Sementara itu Kepala Badan Penelitian dan Pengembangan Industri (BPPI) Kemenperin Doddy Rahadi menyampaikan kesiapan balai riset di bawah BPPI dalam mendukung penerapan SNI tersebut.
Kemenperin memiliki Balai Besar Tekstil (BBT) yang mempunyai kompetensi dalam bidang pengujian, sertifikasi, kalibrasi dan pengembangan industri tekstil.
“Saat ini, BBT dalam tahap mengajukan diri sebagai salah satu Lembaga Sertifikasi Produk (LSPro) untuk SNI Masker Kain kepada BSN,” kata Doddy.
Ia mengharapkan, LSPro TEXPA-BBT dapat segera melayani produsen masker dalam negeri yang secara sukarela ingin mendapatkan Sertifikasi Produk Penggunaan Tanda Standar Nasional Indonesia (SPPT SNI) sebagai bukti pemenuhan persyaratan mutu SNI 8914:2020 Tekstil – Masker dari Kain.

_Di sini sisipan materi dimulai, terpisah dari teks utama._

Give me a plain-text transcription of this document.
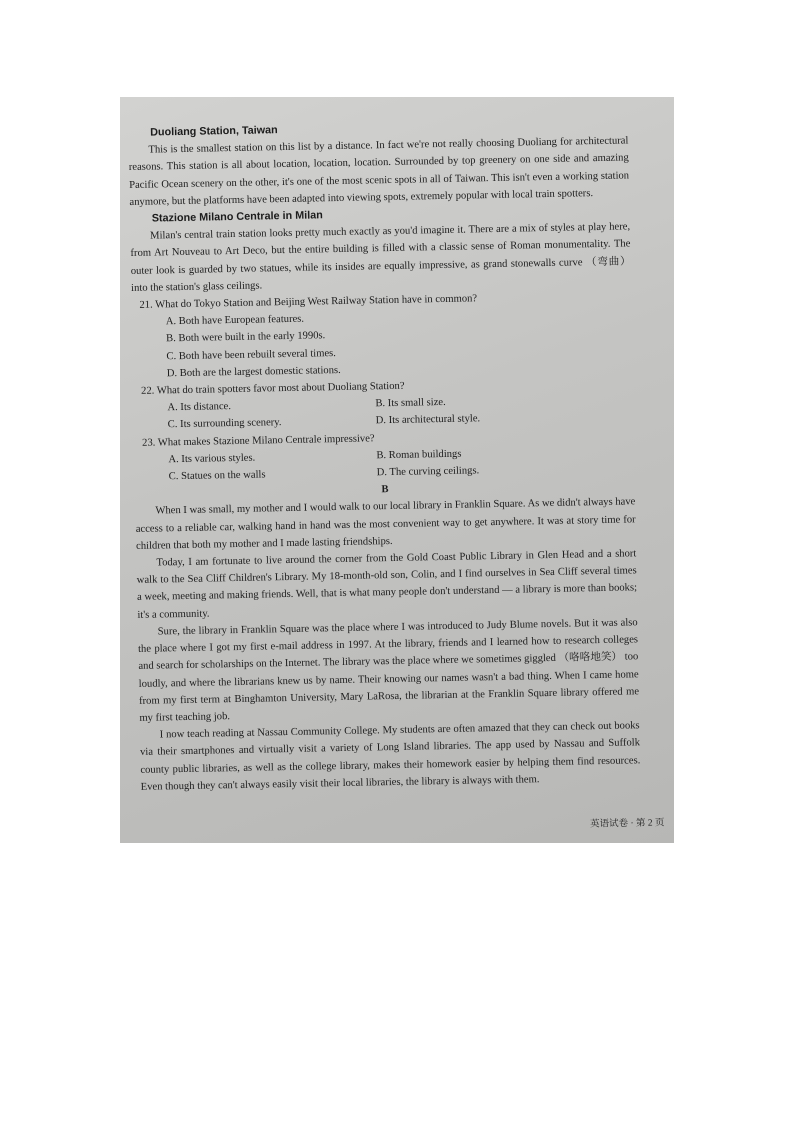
Duoliang Station, Taiwan

This is the smallest station on this list by a distance. In fact we're not really choosing Duoliang for architectural reasons. This station is all about location, location, location. Surrounded by top greenery on one side and amazing Pacific Ocean scenery on the other, it's one of the most scenic spots in all of Taiwan. This isn't even a working station anymore, but the platforms have been adapted into viewing spots, extremely popular with local train spotters.

Stazione Milano Centrale in Milan

Milan's central train station looks pretty much exactly as you'd imagine it. There are a mix of styles at play here, from Art Nouveau to Art Deco, but the entire building is filled with a classic sense of Roman monumentality. The outer look is guarded by two statues, while its insides are equally impressive, as grand stonewalls curve （弯曲） into the station's glass ceilings.

21. What do Tokyo Station and Beijing West Railway Station have in common?

A. Both have European features.

B. Both were built in the early 1990s.

C. Both have been rebuilt several times.

D. Both are the largest domestic stations.

22. What do train spotters favor most about Duoliang Station?

A. Its distance.	B. Its small size.

C. Its surrounding scenery.	D. Its architectural style.

23. What makes Stazione Milano Centrale impressive?

A. Its various styles.	B. Roman buildings

C. Statues on the walls	D. The curving ceilings.

B

When I was small, my mother and I would walk to our local library in Franklin Square. As we didn't always have access to a reliable car, walking hand in hand was the most convenient way to get anywhere. It was at story time for children that both my mother and I made lasting friendships.

Today, I am fortunate to live around the corner from the Gold Coast Public Library in Glen Head and a short walk to the Sea Cliff Children's Library. My 18-month-old son, Colin, and I find ourselves in Sea Cliff several times a week, meeting and making friends. Well, that is what many people don't understand — a library is more than books; it's a community.

Sure, the library in Franklin Square was the place where I was introduced to Judy Blume novels. But it was also the place where I got my first e-mail address in 1997. At the library, friends and I learned how to research colleges and search for scholarships on the Internet. The library was the place where we sometimes giggled （咯咯地笑） too loudly, and where the librarians knew us by name. Their knowing our names wasn't a bad thing. When I came home from my first term at Binghamton University, Mary LaRosa, the librarian at the Franklin Square library offered me my first teaching job.

I now teach reading at Nassau Community College. My students are often amazed that they can check out books via their smartphones and virtually visit a variety of Long Island libraries. The app used by Nassau and Suffolk county public libraries, as well as the college library, makes their homework easier by helping them find resources. Even though they can't always easily visit their local libraries, the library is always with them.

英语试卷 · 第 2 页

Tarif sertifikasi dan pengujian sepenuhnya mengacu kepada PP Nomor 47 tahun 2011 tentang Jenis dan Tarif atas Jenis Penerimaan Negara Bukan Pajak (PNBP) yang berlaku pada Kemenperin.
"Kami optimis para produsen masker dapat memproduksi masker dari kain yang memenuhi persyaratan mutu SNI sehingga produknya semakin dipercaya oleh konsumen.” ujarnya.